A survey in the Kentucky Agricultural Statistics and Annual Report for 2006-2007 showed that while Kentucky producers grow many of the top yielding varieties, they do not always pick the highest yielding ones. This is costing them valuable returns.

In fact, the most used variety in 2007 produced an average of 5.4 bushels per acre less when compared to the best yielding varieties in 2005-2007. This means if producers sell soybeans for $9 a bushel, those that planted the most used variety would be out nearly $50 an acre.

To help farmers know which varieties are the best yielding in Kentucky, UK annually conducts the Kentucky Soybean Performance Tests. These tests include yield data on many of the top selling varieties of soybeans that are grown in several locations across the state. In these tests, all varieties were managed the same way.

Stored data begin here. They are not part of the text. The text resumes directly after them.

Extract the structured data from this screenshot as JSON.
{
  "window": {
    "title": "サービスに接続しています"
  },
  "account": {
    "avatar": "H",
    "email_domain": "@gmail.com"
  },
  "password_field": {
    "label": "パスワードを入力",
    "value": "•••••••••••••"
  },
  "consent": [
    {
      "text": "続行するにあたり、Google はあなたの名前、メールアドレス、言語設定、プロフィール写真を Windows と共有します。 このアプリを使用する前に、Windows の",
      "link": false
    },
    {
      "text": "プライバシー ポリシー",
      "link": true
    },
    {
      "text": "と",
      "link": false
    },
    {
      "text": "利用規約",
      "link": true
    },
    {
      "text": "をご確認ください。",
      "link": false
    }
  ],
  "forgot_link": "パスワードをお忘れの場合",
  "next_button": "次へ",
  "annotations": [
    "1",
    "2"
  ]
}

"Farmers are looking for data to predict this year's performances, and the best way to do this is to look at a variety's yield data over several years that is grown in several different locations," said Chad Lee, UK grain crops Extension specialist. "The variety trials are non-biased and evaluate numerous varieties across the state making it easier for farmers to compare one variety to another."

Once a variety is chosen, knowing the proper seeding rate can help producers save money on input costs. Many Kentucky soybean growers over-seed to maximize their yield potential, but with rising input costs, this may be one area where they can cut back. The number of established plants needed to produce the best yield is around 100,000 plants per acre for full-season soybeans.

"If they are over-seeding, knowing the proper seeding rates could help them save money without sacrificing yield," Lee said.

When calculating seed costs, producers need to know the germination rate of their seed and the expected stand loss, which is the percentage of plants that do not emerge from the ground, for each field. Stand losses vary depending on the type of field and planting conditions.

Producers who plant in good conditions and in fields with a history of good emergence may only have a stand loss of 5 percent. However, those who plant in cool weather or in fields that stay wet in the spring or contain hard soil surfaces (crusting) may want to estimate their expected stand loss at around 30 percent.

A table containing several seeding rate calculations can be found in the "UK Corn and Soybean Newsletter" for December on the UK grain crops Extension Web site at http://www.uky.edu/Ag/GrainCrops/. The Kentucky Soybean Performance Tests and the Kentucky Corn Hybrid Performance Test also can be found on the Web site.

Both are also available at county offices of the Cooperative Extension Service.